Freddie Mac today released the results of its Primary Mortgage Market Survey(R) (PMMS®), showing average fixed mortgage rates little changed from the previous week amid reports of the U.S. housing market strengthening.
- 30-year fixed-rate mortgage (FRM) averaged 4.02 percent with an average 0.7 point for the week ending June 25, 2015, up from last week when it averaged 4.00 percent. A year ago at this time, the 30-year FRM averaged 4.14 percent.
- 15-year FRM this week averaged 3.21 percent with an average 0.6 point, down from last week when it averaged 3.23 percent. A year ago at this time, the 15-year FRM averaged 3.22 percent.

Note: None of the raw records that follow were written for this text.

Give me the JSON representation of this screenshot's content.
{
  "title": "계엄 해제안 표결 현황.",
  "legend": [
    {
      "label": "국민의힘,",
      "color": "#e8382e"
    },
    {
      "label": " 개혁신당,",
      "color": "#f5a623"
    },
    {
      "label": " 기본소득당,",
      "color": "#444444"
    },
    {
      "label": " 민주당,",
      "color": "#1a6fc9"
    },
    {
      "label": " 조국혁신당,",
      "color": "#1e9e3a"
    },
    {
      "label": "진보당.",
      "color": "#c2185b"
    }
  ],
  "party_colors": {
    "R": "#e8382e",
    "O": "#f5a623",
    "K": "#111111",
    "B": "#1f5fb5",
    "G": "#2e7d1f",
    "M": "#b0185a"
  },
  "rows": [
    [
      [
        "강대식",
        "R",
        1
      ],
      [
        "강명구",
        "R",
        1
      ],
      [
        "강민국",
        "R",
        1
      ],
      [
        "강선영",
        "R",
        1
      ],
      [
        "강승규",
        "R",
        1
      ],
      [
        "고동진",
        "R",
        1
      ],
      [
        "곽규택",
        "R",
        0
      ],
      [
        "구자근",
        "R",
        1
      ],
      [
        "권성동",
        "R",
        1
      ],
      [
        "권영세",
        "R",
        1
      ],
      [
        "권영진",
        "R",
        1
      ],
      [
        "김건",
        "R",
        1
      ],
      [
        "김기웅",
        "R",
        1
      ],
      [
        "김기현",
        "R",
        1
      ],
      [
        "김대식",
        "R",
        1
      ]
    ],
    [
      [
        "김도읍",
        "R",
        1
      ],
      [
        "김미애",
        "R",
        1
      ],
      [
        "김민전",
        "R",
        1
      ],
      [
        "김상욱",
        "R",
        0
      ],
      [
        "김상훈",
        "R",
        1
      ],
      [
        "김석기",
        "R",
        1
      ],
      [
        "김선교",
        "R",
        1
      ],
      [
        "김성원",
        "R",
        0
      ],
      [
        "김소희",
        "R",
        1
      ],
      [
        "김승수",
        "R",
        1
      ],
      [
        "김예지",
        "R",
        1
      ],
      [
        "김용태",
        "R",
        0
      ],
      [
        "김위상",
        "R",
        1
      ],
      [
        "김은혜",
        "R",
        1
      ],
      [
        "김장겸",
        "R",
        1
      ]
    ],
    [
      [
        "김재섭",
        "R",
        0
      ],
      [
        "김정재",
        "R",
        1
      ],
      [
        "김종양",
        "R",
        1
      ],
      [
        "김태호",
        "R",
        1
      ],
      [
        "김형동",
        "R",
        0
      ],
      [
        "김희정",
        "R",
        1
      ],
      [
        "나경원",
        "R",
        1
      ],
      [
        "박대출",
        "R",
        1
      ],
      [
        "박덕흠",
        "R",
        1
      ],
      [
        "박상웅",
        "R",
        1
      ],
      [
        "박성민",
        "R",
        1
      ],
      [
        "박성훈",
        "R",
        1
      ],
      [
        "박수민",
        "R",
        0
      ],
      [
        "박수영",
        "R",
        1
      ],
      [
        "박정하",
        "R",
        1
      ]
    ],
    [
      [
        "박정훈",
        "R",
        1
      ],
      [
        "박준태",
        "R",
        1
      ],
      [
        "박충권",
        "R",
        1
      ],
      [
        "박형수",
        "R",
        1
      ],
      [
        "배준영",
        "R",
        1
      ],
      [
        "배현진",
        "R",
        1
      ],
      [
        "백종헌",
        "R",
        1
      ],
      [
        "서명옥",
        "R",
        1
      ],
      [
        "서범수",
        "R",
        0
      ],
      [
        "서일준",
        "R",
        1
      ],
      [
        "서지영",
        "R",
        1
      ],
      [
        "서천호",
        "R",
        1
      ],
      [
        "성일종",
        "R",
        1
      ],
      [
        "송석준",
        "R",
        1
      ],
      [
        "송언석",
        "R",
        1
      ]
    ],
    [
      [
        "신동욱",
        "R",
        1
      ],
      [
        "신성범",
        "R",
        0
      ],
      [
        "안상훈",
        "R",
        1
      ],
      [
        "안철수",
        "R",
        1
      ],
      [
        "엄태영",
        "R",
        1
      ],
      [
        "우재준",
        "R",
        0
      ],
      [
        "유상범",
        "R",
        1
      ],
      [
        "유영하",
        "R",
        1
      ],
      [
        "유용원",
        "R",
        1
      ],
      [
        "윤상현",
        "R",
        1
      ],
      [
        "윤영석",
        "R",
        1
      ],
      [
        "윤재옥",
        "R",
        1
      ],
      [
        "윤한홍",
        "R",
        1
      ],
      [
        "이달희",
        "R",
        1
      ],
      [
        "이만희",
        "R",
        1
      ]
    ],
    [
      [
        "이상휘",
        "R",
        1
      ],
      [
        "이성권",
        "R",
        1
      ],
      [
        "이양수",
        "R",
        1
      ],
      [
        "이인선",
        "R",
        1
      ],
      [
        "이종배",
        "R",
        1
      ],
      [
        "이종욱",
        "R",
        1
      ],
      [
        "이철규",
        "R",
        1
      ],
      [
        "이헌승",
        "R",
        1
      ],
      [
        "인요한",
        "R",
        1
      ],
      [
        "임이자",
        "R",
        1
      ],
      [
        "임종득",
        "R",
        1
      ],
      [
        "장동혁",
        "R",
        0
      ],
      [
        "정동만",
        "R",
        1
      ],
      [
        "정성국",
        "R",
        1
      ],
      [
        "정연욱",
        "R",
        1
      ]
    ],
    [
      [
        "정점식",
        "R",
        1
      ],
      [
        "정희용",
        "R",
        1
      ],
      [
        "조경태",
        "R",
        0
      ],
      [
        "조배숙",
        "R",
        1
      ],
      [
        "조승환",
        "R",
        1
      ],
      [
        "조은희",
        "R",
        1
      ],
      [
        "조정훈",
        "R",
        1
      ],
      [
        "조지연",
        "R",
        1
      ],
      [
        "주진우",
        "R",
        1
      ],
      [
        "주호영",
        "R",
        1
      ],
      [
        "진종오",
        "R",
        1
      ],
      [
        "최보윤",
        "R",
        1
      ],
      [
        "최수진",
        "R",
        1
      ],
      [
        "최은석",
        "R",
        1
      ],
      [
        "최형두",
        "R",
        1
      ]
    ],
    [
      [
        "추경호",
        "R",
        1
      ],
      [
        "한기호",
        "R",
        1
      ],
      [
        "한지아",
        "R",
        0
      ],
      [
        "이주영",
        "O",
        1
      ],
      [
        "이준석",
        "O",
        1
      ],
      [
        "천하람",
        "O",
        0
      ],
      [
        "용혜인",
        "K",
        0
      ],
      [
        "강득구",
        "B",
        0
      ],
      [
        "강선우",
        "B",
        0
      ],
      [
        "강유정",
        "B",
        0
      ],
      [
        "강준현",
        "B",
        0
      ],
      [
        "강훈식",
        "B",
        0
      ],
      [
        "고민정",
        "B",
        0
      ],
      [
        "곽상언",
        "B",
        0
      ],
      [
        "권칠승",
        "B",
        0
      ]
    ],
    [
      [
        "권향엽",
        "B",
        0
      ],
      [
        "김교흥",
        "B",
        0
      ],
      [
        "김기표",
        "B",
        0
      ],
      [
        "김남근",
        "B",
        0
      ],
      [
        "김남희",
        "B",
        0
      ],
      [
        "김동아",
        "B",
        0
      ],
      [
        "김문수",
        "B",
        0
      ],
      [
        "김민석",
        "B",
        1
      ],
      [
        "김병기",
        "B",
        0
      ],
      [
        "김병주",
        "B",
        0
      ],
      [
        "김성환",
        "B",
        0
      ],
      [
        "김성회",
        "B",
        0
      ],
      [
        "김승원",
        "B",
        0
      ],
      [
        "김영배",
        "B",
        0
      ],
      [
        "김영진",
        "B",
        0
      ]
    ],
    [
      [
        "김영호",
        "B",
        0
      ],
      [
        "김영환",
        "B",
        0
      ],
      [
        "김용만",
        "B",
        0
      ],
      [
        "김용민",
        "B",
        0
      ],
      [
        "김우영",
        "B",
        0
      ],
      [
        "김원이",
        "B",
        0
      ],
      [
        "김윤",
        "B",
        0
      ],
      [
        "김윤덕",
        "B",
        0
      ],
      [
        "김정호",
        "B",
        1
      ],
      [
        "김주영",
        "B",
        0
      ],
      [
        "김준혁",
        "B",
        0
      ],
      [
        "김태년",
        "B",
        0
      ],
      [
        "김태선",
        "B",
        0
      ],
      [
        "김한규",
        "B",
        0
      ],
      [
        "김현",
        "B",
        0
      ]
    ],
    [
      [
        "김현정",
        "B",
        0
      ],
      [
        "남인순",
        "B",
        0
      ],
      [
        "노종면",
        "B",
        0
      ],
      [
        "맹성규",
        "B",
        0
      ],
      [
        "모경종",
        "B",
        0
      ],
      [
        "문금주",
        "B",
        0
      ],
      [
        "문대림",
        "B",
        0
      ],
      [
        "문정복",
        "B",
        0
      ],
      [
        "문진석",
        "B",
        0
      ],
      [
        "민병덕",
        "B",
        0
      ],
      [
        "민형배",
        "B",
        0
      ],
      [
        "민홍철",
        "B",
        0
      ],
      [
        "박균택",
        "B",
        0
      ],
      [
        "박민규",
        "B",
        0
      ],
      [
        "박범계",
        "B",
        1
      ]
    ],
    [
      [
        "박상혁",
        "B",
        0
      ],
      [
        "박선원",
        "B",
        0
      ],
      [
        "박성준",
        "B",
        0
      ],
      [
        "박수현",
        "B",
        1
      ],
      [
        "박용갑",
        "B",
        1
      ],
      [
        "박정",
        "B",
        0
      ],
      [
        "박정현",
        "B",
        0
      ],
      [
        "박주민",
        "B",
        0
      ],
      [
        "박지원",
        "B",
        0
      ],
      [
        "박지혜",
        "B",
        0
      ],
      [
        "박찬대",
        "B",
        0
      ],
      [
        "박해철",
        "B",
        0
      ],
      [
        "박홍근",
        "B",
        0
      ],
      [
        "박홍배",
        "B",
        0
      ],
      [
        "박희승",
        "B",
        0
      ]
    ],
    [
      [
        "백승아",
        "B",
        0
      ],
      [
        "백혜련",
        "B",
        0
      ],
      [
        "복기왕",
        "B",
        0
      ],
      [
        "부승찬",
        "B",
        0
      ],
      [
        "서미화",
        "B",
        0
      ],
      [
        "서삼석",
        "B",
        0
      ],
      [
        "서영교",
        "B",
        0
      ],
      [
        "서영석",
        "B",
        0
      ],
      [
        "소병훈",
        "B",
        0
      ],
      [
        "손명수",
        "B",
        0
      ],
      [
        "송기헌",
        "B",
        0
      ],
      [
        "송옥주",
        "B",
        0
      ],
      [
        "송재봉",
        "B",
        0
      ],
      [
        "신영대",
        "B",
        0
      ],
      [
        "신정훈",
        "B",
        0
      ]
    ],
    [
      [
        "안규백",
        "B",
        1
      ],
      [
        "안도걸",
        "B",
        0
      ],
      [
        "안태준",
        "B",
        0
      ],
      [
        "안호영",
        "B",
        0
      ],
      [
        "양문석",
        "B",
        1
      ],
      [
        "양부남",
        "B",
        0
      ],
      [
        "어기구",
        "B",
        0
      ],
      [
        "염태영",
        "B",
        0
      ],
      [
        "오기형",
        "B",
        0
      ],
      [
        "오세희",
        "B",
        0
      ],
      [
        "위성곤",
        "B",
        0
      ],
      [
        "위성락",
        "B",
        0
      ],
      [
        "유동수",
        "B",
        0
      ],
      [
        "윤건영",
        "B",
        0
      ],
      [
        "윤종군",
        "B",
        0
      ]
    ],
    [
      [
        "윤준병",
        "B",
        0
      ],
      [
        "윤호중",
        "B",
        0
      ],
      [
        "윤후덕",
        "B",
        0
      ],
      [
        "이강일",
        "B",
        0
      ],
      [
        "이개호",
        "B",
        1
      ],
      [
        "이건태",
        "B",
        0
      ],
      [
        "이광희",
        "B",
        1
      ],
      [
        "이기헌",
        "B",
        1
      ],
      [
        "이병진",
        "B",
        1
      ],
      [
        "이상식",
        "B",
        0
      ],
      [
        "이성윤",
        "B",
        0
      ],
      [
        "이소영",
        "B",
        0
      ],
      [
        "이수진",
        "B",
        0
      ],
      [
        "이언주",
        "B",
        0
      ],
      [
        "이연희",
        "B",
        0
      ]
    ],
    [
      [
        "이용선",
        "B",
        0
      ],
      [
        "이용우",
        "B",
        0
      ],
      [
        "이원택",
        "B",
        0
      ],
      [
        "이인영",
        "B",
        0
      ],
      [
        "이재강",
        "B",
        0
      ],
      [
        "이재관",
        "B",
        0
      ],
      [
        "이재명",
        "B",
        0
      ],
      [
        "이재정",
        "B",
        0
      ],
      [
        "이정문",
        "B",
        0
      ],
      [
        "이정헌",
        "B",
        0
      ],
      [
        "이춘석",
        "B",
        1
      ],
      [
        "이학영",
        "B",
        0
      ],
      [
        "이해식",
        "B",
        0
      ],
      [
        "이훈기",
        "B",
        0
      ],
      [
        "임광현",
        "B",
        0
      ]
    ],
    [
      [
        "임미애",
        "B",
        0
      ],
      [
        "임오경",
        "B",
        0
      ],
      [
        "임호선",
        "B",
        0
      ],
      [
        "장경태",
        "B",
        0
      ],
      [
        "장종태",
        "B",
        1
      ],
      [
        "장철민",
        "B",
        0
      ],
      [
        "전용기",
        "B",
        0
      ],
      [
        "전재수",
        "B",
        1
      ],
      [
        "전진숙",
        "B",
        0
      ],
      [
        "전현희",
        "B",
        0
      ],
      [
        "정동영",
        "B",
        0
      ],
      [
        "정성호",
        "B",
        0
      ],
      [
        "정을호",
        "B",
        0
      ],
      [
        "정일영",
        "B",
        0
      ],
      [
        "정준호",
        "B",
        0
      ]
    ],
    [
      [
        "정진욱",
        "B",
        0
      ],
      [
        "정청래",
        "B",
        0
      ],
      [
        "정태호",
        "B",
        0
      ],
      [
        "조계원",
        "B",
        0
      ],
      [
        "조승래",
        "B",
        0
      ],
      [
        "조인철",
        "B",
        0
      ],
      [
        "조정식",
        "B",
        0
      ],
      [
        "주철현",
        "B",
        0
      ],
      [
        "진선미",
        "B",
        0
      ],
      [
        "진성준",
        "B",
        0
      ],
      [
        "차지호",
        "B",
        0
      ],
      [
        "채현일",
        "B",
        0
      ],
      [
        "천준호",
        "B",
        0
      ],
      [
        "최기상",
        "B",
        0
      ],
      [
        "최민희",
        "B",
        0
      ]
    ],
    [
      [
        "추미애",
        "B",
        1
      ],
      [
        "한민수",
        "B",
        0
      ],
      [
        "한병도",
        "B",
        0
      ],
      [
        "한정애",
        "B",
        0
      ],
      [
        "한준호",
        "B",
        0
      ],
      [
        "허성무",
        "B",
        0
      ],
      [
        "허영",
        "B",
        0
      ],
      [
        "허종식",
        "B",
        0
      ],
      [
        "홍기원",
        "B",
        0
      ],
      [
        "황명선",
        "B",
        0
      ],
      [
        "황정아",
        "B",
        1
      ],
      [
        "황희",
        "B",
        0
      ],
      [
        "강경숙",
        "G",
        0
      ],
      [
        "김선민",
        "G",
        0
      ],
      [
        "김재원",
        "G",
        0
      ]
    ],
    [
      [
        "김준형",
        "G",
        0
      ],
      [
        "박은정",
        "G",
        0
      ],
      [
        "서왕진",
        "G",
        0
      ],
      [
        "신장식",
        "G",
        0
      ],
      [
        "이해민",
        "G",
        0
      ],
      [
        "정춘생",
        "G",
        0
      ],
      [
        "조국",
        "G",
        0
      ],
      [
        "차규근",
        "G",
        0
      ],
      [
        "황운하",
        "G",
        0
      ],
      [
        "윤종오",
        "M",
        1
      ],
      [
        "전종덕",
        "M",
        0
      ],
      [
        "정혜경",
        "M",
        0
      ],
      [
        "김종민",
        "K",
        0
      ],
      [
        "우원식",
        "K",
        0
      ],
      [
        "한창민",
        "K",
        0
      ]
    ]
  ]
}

- 5-year Treasury-indexed hybrid adjustable-rate mortgage (ARM) averaged 2.98 percent this week with an average 0.4 point, down from last week when it averaged 3.00 percent. A year ago, the 5-year ARM averaged 2.98 percent.
- 1-year Treasury-indexed ARM averaged 2.50 percent this week with an average 0.3 point, down from last week when it averaged 2.53 percent. At this time last year, the 1-year ARM averaged 2.40 percent.
Average commitment rates should be reported along with average fees and points to reflect the total upfront cost of obtaining the mortgage. Visit the following links for theRegional and National Mortgage Rate Details and Definitions. Borrowers may still pay closing costs which are not included in the survey.
Attributed to Sean Becketti, chief economist, Freddie Mac.
“Mortgage rates were little changed this week. The rate on 30-year fixed-rate mortgages was 4.02 percent, an increase of just 2 basis points from the previous week. Economic releases confirmed increasing strength in housing. Existing home sales increased 5.1 percent in May to an annual pace of 5.35 million units and new home sales increased 2.2 percent to an annual pace of 546,000 units. Buyers appear anxious to purchase homes before the expected increase in interest rates later this year. Given the tight inventory of homes for sale, a 5.1-month supply at the current sales pace, home prices are being bid up.”